I thought the overall point of this was that instead of ameliorating some of the reasons why women don't have children before 35, they just make it easer post-35. I would guess there are a lot of women who don't think they can do career and child pre-35. I work in academia and I was told that it's a good idea to delay your first child until post-tenure (so after at least 6 years in the job) both for practical reasons (publishing) and because it would raise questions about my committment to my career. My male colleague (who now has two children) was not told the same thing. I would guess this is the case for a lot of professional women and this is a symptom of the problem that the workplace is not always a friendly place for moms.
And it's not like this is a solution to the work/family dilemma for most women. My insurance wouldn't cover freezing my eggs and is not an economically feasible option for me. So it's not exactly a liberating solution for most women (as would be, say, better accommodations for parents in the workplace, etc.)
Tracy Clark-Fory writes:
As Lockwood's critics have pointed out, egg freezing seems a dismal solution to a larger societal problem: the lack of support for working mothers (and fathers, mind you).

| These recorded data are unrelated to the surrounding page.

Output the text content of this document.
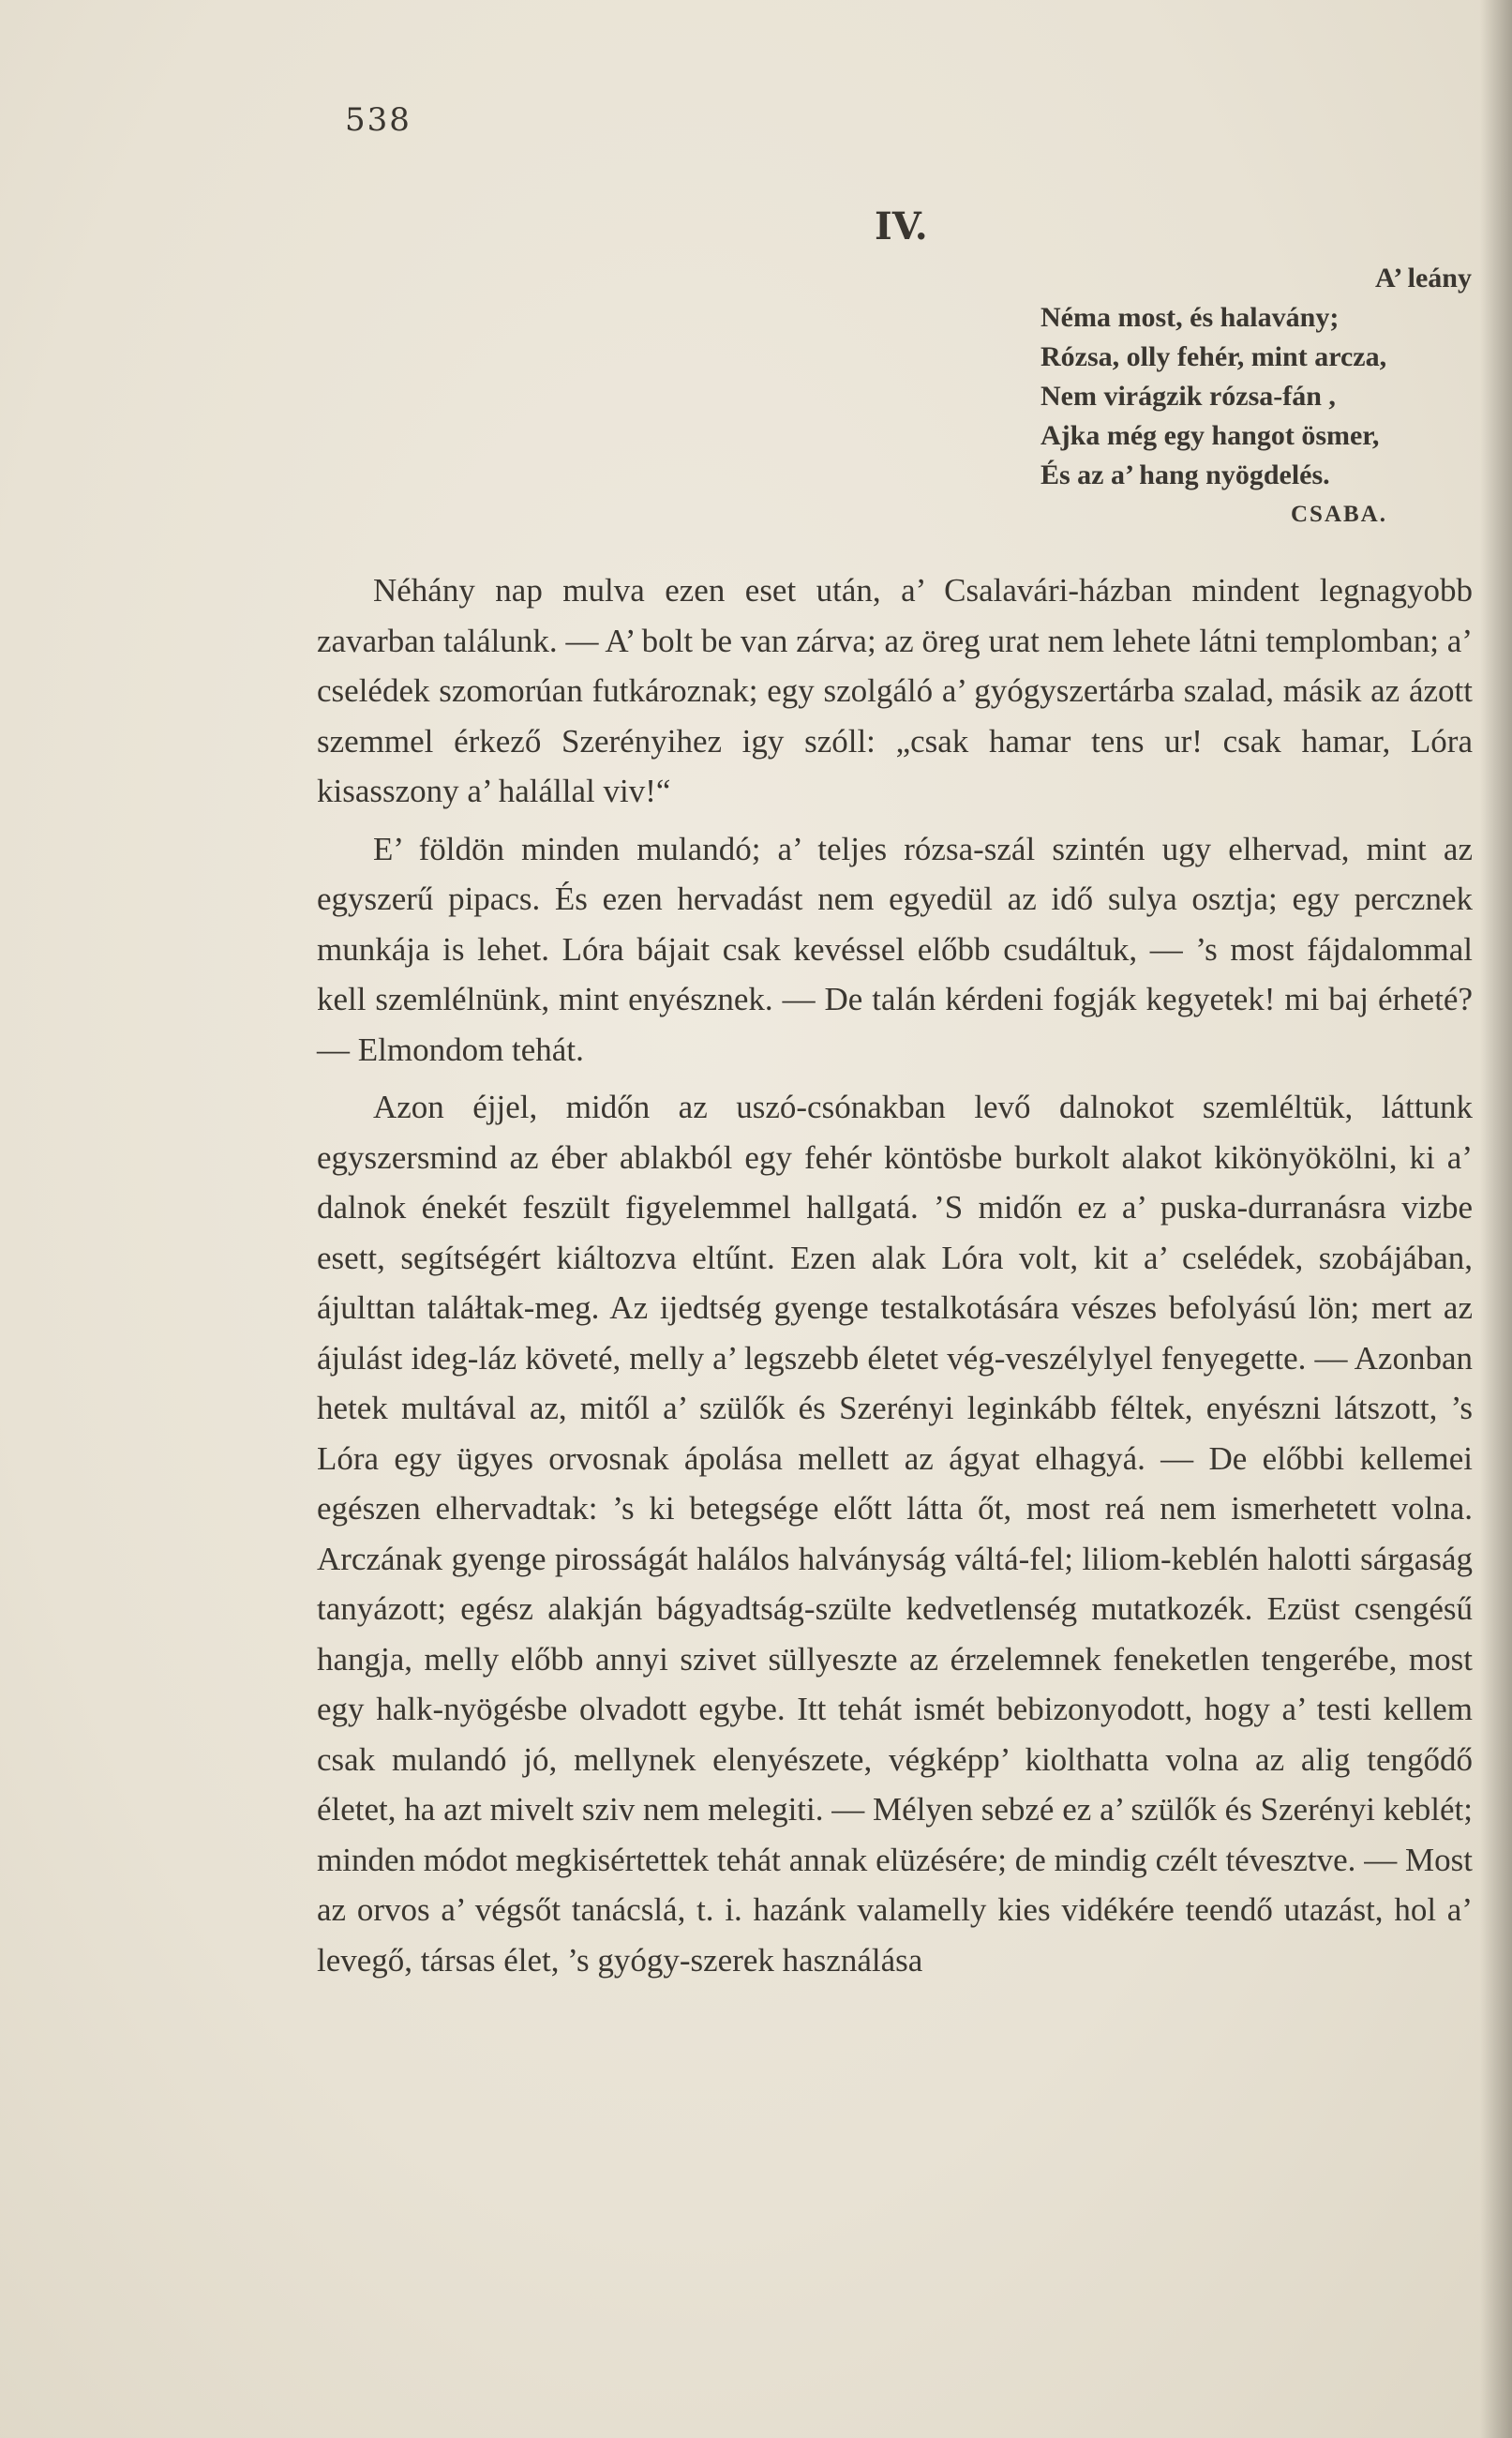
538
IV.
A’ leány
Néma most, és halavány;
Rózsa, olly fehér, mint arcza,
Nem virágzik rózsa-fán ,
Ajka még egy hangot ösmer,
És az a’ hang nyögdelés.
CSABA.

Néhány nap mulva ezen eset után, a’ Csalavári-házban mindent legnagyobb zavarban találunk. — A’ bolt be van zárva; az öreg urat nem lehete látni templomban; a’ cselédek szomorúan futkároznak; egy szolgáló a’ gyógyszertárba szalad, másik az ázott szemmel érkező Szerényihez igy szóll: „csak hamar tens ur! csak hamar, Lóra kisasszony a’ halállal viv!“

E’ földön minden mulandó; a’ teljes rózsa-szál szintén ugy elhervad, mint az egyszerű pipacs. És ezen hervadást nem egyedül az idő sulya osztja; egy percznek munkája is lehet. Lóra bájait csak kevéssel előbb csudáltuk, — ’s most fájdalommal kell szemlélnünk, mint enyésznek. — De talán kérdeni fogják kegyetek! mi baj érheté? — Elmondom tehát.

Azon éjjel, midőn az uszó-csónakban levő dalnokot szemléltük, láttunk egyszersmind az éber ablakból egy fehér köntösbe burkolt alakot kikönyökölni, ki a’ dalnok énekét feszült figyelemmel hallgatá. ’S midőn ez a’ puska-durranásra vizbe esett, segítségért kiáltozva eltűnt. Ezen alak Lóra volt, kit a’ cselédek, szobájában, ájulttan taláłtak-meg. Az ijedtség gyenge testalkotására vészes befolyású lön; mert az ájulást ideg-láz követé, melly a’ legszebb életet vég-veszélylyel fenyegette. — Azonban hetek multával az, mitől a’ szülők és Szerényi leginkább féltek, enyészni látszott, ’s Lóra egy ügyes orvosnak ápolása mellett az ágyat elhagyá. — De előbbi kellemei egészen elhervadtak: ’s ki betegsége előtt látta őt, most reá nem ismerhetett volna. Arczának gyenge pirosságát halálos halványság váltá-fel; liliom-keblén halotti sárgaság tanyázott; egész alakján bágyadtság-szülte kedvetlenség mutatkozék. Ezüst csengésű hangja, melly előbb annyi szivet süllyeszte az érzelemnek feneketlen tengerébe, most egy halk-nyögésbe olvadott egybe. Itt tehát ismét bebizonyodott, hogy a’ testi kellem csak mulandó jó, mellynek elenyészete, végképp’ kiolthatta volna az alig tengődő életet, ha azt mivelt sziv nem melegiti. — Mélyen sebzé ez a’ szülők és Szerényi keblét; minden módot megkisértettek tehát annak elüzésére; de mindig czélt tévesztve. — Most az orvos a’ végsőt tanácslá, t. i. hazánk valamelly kies vidékére teendő utazást, hol a’ levegő, társas élet, ’s gyógy-szerek használása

what does freezing eggs have to do with working parents? freezing eggs has to do with biology, age, and whether or not the woman has found a mate. is lack of support for working parents even at issue here? seriously, i just don't get that leap in logic.
ce:
thanks for your perspective. i imagine it can be difficult to pursue your career full steam ahead if you cannot afford a nanny to assist.
but i just want to point out that a lot of women wait because they haven't met the right partner or because they simply are not ready. i am married and want children, but i also have a great life (professionally and socially) and a great marriage, and i am reluctant to upset it right now. at the same time, i just turned 31, and biology pretty much dictates that i don't have the luxury of waiting until i am ready. i think in these two examples, freezing eggs would be a great alternative. these are the two examples that popped into my head when i read the article, so the work mothers comment just seemed a little far fetched.